China Might Halt Rare Earth Exports

The New York Times reports: “China Said to Halt Some Mineral Shipments.”

HONG KONG — China, which has been blocking shipments of crucial minerals to Japan for the last month, has now quietly halted shipments of some of those same materials to the United States and Europe, three industry officials said on Tuesday.

The Chinese action, involving rare earth minerals that are crucial to manufacturing many advanced products, seems certain to further ratchet up already rising trade and currency tensions with the West. Until recently, China typically sought quick and quiet accommodations on trade issues. But the interruption in rare earth supplies is the latest sign from Beijing that Chinese officials are willing to use their growing economic muscle.

China had previously signaled that they were going to be keeping increasing amounts of the rare earths (a misnomer, they are abundant just expensive to refine), though halting exports is quite different. Might this be retaliation for the continued attacks politicians have been making towards China, the currency accusations and more recently the investigation over illegal green-energy subsidies?

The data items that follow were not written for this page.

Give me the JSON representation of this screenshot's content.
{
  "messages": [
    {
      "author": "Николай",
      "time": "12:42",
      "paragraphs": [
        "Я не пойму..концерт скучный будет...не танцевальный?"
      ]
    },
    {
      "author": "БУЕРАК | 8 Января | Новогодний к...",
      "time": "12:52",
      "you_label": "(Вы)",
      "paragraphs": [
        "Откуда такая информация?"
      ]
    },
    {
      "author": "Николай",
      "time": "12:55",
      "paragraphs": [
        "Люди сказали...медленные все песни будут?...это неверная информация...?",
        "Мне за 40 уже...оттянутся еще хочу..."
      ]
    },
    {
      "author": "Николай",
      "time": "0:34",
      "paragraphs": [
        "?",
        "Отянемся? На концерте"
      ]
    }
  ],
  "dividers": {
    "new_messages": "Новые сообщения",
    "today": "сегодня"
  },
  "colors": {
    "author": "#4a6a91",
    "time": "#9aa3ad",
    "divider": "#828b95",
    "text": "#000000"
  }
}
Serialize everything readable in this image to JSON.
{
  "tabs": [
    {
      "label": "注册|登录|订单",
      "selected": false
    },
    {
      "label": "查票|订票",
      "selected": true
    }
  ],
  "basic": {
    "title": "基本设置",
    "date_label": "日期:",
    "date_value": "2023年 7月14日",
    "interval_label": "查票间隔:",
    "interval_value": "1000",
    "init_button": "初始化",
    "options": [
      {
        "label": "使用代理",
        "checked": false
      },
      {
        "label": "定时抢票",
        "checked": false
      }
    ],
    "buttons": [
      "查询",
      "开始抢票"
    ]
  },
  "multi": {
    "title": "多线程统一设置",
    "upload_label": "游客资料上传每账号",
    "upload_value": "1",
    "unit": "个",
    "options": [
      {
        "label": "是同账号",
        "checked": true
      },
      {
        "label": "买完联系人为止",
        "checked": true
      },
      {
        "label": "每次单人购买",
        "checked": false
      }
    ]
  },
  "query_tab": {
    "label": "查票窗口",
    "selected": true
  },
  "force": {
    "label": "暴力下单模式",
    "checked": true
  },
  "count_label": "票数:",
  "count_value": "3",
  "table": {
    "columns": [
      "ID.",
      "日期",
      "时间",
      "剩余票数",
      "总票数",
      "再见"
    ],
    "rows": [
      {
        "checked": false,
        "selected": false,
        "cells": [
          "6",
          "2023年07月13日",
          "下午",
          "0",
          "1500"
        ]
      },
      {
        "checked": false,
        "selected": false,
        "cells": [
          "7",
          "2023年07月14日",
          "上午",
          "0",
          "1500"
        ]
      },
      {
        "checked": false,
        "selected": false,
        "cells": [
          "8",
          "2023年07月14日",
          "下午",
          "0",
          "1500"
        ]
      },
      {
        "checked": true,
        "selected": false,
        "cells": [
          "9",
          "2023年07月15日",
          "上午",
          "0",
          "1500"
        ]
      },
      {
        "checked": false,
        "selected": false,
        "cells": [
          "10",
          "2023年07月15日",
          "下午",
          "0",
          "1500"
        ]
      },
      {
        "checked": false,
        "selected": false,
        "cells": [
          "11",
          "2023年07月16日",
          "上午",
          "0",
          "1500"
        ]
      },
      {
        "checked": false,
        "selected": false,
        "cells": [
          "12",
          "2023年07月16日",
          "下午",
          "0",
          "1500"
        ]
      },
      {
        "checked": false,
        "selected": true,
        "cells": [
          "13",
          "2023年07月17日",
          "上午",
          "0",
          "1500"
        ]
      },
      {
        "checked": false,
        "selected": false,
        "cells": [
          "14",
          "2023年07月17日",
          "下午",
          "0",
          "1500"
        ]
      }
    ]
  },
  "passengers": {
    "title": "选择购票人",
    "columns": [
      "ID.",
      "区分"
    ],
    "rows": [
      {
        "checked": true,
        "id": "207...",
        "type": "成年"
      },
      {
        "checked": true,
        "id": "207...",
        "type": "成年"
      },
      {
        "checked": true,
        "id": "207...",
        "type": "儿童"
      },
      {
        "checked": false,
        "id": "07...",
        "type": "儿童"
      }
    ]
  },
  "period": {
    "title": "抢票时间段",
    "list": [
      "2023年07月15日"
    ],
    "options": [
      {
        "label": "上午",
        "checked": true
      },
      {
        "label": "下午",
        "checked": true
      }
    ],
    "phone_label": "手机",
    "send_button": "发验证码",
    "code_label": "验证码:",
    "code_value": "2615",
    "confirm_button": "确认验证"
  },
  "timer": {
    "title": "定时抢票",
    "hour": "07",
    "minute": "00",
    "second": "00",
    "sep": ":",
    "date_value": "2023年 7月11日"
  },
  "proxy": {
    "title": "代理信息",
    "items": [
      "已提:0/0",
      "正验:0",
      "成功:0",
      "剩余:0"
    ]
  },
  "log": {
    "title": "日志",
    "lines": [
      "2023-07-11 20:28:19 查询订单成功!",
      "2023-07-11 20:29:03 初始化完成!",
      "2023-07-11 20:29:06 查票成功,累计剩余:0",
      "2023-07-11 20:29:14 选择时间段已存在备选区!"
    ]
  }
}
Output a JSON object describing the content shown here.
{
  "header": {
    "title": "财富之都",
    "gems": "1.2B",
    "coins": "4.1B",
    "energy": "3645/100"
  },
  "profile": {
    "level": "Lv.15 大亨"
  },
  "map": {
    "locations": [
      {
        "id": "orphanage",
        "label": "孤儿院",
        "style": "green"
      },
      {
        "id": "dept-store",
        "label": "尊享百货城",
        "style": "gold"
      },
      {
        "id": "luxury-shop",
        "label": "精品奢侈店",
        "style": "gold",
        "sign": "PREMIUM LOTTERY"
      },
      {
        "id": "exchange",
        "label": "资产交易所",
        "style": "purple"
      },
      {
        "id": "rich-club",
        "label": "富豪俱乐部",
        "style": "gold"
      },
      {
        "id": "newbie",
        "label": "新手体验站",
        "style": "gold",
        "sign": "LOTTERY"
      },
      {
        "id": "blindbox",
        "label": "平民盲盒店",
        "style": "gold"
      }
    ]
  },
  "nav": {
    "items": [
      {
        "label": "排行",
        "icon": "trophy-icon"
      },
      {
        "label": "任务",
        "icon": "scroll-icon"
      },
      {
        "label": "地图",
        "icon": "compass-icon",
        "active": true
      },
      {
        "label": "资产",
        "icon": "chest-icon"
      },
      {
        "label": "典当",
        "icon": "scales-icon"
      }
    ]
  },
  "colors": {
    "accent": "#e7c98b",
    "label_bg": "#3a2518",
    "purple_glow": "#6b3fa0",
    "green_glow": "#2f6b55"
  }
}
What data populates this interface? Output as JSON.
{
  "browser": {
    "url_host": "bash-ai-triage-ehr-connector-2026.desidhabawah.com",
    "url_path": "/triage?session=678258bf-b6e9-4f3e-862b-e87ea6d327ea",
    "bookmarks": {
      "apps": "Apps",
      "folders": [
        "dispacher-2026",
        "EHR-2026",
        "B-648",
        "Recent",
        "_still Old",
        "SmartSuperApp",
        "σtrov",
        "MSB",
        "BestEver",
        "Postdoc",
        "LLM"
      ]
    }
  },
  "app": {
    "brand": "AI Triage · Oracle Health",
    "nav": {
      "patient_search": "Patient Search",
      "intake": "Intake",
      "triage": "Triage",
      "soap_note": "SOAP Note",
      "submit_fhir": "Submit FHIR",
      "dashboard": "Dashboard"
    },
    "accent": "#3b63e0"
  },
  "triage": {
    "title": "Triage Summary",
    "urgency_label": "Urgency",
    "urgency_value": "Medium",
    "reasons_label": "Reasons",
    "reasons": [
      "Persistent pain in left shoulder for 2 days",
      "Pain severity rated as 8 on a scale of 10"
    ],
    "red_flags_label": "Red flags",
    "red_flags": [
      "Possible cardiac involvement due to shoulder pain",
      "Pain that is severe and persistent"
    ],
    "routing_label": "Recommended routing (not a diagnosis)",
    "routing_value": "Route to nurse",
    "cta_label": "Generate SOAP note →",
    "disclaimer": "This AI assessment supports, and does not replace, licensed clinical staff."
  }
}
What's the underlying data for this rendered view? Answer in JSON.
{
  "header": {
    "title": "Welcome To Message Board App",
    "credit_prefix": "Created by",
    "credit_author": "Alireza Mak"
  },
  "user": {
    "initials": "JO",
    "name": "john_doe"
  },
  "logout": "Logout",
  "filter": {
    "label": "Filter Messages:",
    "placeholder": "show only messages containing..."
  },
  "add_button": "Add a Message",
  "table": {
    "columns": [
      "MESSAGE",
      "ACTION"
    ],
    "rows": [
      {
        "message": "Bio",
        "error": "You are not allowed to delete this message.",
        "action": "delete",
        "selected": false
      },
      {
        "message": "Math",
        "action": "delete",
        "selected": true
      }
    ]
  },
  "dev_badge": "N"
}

The irony is that the United States used to be the largest producer of rare earths in the world, at the Mountain Pass rare earth mine in California. Wikipedia claims that the mine closed due to China’s entrance into the market (and low environmental standards, etc.), though an article featuring the owner of Molycorp Minerals (the company that owns the mine) indicates that the mine closed in 2002 because of little demand for rare earths and environmental concerns. The mine is expected to re-open in 2011.

However this plays out, the U.S. might want to reconsider the ramifications of continually pushing an economy we are interdependent on.